Capillary-based pH-responsive nano-enzymatic SERS sensors for the diagnosis of Helicobacter pylori

Abstract

The accurate and sensitive detection of urease in saliva is the key to detecting Helicobacter pylori (H. pylori) infection. In this study, we developed a pH-responsive nano-enzymatic surface-enhanced Raman scattering (SERS) sensor for the indirect detection of urease concentration, with assembled nano-enzymatic gold core-palladium shell nanorods (Au@Pd NRs) on the inner wall of the capillary. The nano-enzymatic nanorods could catalyze the oxidation of 3,3′,5,5′-tetramethylbenzidine (TMB) by hydrogen peroxide (H₂O₂) to produce oxidized TMB (ox-TMB) with a strong SERS signal. When urease is present in the liquid taken up by the capillary, it specifically hydrolyzes urea, which increases the pH of the solution, inhibits the catalytic activity of the nano-enzyme and reduces the production of ox-TMB, leading to a decrease in the SERS signal and thus enabling the indirect detection of the concentration of urease.
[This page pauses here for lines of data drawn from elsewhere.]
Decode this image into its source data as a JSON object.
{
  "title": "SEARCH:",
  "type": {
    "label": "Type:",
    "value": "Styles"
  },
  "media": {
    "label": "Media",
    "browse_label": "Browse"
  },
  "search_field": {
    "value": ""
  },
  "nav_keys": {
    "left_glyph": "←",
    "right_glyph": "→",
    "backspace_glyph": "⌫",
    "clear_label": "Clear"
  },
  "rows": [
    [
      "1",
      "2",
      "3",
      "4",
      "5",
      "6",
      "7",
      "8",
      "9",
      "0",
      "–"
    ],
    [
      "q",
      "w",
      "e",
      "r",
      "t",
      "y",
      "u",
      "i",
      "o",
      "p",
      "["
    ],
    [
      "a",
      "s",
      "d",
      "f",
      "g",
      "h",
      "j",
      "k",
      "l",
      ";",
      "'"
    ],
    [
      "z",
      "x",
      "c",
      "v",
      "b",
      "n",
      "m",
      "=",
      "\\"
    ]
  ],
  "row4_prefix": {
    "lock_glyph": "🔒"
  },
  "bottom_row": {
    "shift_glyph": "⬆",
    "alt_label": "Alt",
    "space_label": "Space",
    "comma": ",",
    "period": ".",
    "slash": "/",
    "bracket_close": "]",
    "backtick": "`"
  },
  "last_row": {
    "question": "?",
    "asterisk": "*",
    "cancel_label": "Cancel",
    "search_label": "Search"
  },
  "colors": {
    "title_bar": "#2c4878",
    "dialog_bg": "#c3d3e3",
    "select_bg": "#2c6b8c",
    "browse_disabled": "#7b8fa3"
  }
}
The sensor demonstrates excellent analytical performance with a low limit of detection (LOD) of 6.09 U L⁻¹, and the detection process could be completed within 15 min. For real saliva samples, the results showed significant correlation with the urease test kit, enabling rapid and accurate detection of urease concentration in saliva samples from healthy individuals and H. pylori patients. Receiver operating characteristic (ROC) curves were used to evaluate the diagnostic efficacy of the sensor for detecting H. pylori, and the analysis showed that the area under the ROC curve (AUC) was 0.959, which is promising for application in clinical diagnosis.